Shirlaine’s lease provided:

As royalty, Lessee covenants and agrees: … (b)[1] to pay Lessor for gas including casinghead gas and other gaseous substances produced from said land and sold or used on or off the premises twenty-five percent (25%) of the market value at the point of sale, use or other disposition of all such gas. [2] The market value of all gas shall be determined at the specified location and by reference to the gross heating value (measured in British thermal units) and quality of the gas. [3] The market value used in the calculation of all royalty under this Lease shall never be less than the total proceeds received by Lessee in connection with the sale, use or other disposition of oil or gas produced or sold from the leased premises. [4] The royalty reserved to Lessor hereunder shall be free and clear of all costs and expenses whatsoever, except ad valorem and production taxes. [5] By way of explanation but not limitation, it is agreed between the Lessor and Lessee, that, notwithstanding any language herein to the contrary, all oil, gas or other proceeds accruing to the Lessor under this lease or by state law shall be without deduction for the cost of producing, gathering, storing, separating, treating, dehydrating, compressing, processing, transporting, and marketing the oil, gas and other products produced hereunder to transform the product into marketable form; however, any such costs which result in enhancing the value of the marketable oil, gas or other products to receive a better price may be deducted from Lessor’s share of production so long as they are based on Lessee’s actual cost of such enhancements. [6] However, in no event shall Lessor receive a price that is less than, or mare [sic] than, the price received by Lessee. [7] If Lessee realizes proceeds of production after deduction for any expenses of production, gathering, dehydration, separation, compression, transportation, treatment, processing, storage or marketing, then the proportionate part of such deductions shall be added to the total proceeds received by Lessee for purposes of this paragraph. [8] Lessor and Lessee hereby agree that the holding in Heritage Resources, Inc. v Nations Bank, 939 S.W.2d 118 (Tex. 1996) shall have no application to the terms of this lease.

The Fort Worth Court of Appeals held that, under this clause, Jamestown and Total correctly paid royalties on the price received from their affiliates, and that post-production costs incurred by their affiliates did not have to be added back to the price for purposes of determining royalties. In so holding, the court essentially followed the Texas Supreme Court’s decision in Heritage Resources v. Nations Bank: clauses 1 and 2 of the royalty provision fix the point of sale as the point of valuation of market value of the gas. The gas is sold at the well. Therefore, clauses 4, 5 and 6 “are considered surplusage, or restatements of existing law, as a matter of law.”

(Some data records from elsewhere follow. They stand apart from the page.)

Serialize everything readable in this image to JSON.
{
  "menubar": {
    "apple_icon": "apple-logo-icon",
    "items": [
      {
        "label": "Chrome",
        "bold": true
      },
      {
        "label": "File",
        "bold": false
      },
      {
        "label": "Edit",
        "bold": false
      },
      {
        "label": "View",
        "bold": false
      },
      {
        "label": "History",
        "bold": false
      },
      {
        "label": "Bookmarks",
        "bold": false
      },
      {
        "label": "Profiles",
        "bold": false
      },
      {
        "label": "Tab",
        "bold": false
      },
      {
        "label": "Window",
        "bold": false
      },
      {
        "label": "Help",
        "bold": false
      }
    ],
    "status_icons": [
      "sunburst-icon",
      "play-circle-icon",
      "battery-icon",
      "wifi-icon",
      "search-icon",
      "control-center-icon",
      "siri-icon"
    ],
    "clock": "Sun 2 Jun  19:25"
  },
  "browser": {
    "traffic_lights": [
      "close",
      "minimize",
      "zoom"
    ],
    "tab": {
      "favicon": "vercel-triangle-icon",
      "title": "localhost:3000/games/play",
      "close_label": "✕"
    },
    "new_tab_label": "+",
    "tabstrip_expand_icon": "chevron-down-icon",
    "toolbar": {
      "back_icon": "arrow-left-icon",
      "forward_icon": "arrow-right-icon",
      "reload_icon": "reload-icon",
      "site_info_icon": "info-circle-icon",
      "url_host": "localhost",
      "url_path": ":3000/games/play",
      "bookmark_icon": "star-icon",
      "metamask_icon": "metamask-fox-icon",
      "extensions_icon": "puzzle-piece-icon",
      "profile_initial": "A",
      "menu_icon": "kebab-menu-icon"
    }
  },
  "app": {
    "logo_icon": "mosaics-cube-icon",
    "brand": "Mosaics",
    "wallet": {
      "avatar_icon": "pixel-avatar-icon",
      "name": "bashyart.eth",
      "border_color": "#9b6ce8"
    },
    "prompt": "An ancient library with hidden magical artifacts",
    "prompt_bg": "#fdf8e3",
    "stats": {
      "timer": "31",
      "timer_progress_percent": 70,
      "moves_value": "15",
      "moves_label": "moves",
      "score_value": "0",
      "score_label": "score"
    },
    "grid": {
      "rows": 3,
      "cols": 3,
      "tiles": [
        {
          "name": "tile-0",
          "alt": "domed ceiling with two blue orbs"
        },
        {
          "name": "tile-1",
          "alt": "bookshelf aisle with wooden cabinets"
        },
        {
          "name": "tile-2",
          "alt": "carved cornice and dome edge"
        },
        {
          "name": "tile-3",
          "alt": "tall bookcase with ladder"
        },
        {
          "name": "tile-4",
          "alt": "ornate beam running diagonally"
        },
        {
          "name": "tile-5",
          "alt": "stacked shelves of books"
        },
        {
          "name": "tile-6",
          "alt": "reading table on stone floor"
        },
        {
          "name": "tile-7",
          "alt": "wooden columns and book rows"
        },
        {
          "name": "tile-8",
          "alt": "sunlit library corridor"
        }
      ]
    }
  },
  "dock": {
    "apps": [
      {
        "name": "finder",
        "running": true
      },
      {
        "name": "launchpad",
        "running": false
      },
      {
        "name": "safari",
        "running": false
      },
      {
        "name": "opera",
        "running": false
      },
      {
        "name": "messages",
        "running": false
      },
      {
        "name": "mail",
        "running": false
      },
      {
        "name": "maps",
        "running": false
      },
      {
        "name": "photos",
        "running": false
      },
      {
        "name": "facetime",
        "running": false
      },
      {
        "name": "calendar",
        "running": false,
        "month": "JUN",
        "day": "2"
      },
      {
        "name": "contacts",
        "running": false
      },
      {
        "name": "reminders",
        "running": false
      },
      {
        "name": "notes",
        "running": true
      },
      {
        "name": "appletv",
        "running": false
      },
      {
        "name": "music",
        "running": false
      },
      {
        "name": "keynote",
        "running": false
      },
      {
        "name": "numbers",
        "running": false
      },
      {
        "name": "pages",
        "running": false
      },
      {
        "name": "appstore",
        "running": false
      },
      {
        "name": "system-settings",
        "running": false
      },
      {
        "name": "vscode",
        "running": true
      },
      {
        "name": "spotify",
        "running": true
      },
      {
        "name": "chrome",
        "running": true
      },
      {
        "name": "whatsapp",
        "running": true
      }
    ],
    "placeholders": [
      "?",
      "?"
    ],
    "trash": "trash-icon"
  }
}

As to clause 7, the “add-back” clause, the court said the lessor’s interpretation of this provision as requiring Jamestown and Total to add their affiliates’ post-production costs back to the proceeds for purposes of calculating royalty “would create an internal conflict between the market-value-at-the-well provisions in sentence 1 and 2 and the combination of sentences 3 and 7 to form a ‘total proceeds’ lease. This interpretation would effectively convert a market-value-at-the-well lease into a ‘total proceeds’ lease, which is not consistent with precedent.”

Shirlaine West has sought review by the Texas Supreme Court.